Winston Ma, ex-diretor administrativo da China Investment Corporation (CIC), o fundo soberano da China, disse que um dos principais gatilhos para essa mudança foi a proibição de Trump à venda de componentes para a empresa de telecomunicações chinesa ZTE em 2018.
Isso foi “realmente assustador da perspectiva da China, então eles começaram a se preparar. Foi o começo desse tipo de pensamento defensivo”, acrescentou Ma.
Logo depois, Xi pediu que a nação aumentasse a autossuficiência em ciência e tecnologia, pressionando a China a desenvolver indústrias cruciais, incluindo IA e espaço.
O resultado: Oito anos atrás, a China tinha apenas quatro projetos de aquisição governamental no valor de mais de US$ 1,4 milhão, substituindo hardware e software estrangeiros por alternativas nacionais. Esse número explodiu para 169 projetos desse tipo este ano, mostram os dados .
Apesar desses avanços, os fabricantes de chips “definitivamente sentem o aperto – essas empresas chinesas não conseguem fornecer para clientes globais e não podem ter acesso aos chips mais recentes”, disse Ma.
Nazak Nikakhtar, uma autoridade do Departamento de Comércio de Trump que conhece seus conselheiros, disse que esperava que Trump fosse “muito mais agressivo em relação às políticas de controle de exportação para a China”.
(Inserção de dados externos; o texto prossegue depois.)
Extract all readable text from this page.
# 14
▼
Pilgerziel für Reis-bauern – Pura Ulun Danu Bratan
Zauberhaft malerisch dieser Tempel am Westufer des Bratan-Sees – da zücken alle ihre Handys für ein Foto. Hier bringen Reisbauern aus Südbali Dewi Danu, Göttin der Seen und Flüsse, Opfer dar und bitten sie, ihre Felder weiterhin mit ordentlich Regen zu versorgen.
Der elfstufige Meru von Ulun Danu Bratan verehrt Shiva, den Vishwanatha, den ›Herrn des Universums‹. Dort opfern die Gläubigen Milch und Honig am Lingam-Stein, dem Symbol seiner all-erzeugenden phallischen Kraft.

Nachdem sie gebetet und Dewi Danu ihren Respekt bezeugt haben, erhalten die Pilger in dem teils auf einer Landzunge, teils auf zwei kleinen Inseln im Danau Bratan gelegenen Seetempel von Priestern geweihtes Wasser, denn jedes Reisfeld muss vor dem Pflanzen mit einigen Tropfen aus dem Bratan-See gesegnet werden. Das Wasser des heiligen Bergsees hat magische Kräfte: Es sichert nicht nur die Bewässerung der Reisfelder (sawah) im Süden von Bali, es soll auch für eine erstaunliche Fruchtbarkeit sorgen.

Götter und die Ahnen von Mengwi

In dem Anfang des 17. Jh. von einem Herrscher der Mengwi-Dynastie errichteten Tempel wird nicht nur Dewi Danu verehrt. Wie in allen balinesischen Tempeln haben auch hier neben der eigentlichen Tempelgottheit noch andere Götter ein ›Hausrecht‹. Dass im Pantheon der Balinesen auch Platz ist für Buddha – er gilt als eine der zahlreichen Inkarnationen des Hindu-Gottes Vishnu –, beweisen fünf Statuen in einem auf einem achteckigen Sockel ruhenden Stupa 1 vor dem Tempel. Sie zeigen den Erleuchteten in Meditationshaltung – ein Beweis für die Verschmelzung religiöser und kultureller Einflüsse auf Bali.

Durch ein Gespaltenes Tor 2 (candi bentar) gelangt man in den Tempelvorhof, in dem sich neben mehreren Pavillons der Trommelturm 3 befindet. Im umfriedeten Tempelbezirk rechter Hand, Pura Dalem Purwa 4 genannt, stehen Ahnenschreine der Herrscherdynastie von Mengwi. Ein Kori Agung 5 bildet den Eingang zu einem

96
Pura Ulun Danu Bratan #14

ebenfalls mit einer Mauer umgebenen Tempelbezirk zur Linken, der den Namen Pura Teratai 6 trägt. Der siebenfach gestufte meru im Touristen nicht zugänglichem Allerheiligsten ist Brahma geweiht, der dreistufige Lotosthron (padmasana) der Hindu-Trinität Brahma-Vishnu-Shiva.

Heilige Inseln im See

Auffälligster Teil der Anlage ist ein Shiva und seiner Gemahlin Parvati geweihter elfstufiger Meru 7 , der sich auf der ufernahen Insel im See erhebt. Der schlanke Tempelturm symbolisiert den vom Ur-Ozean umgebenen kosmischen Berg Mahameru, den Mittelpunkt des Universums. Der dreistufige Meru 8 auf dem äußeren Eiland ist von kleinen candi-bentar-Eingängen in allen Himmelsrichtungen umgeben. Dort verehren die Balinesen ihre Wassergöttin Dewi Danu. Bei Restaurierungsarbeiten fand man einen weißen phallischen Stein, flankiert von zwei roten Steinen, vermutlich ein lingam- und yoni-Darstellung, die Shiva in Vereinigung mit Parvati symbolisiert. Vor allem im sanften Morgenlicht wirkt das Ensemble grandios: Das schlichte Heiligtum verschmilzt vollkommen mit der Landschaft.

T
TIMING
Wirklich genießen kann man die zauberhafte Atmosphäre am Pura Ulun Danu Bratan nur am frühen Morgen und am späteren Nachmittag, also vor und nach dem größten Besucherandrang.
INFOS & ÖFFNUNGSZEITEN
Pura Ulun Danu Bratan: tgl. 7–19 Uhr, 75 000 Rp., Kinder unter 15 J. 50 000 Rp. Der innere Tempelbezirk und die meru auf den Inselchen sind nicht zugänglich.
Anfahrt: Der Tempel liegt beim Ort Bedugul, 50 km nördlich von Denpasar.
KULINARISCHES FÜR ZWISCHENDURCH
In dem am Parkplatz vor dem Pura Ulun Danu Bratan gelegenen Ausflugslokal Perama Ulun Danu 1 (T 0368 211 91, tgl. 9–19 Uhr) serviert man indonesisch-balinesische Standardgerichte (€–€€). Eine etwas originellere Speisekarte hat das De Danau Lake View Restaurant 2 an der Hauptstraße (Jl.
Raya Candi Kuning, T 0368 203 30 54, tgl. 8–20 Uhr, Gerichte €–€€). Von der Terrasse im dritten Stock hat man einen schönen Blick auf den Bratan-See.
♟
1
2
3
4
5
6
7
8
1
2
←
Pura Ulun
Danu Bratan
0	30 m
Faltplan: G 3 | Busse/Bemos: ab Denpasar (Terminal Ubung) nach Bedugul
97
Ela antecipou “uma expansão significativa da lista de entidades”, que restringe as exportações para aquelas que estão nela para capturar afiliadas e parceiros comerciais de empresas listadas.
Ma, o ex-executivo do CIC, disse que as restrições terão impacto por algum tempo, à medida que os EUA expandem o regime de sanções para fornecedores estrangeiros.
“Acho que a conclusão é que os próximos anos serão os mais críticos para essa rivalidade tecnológica entre EUA e China.”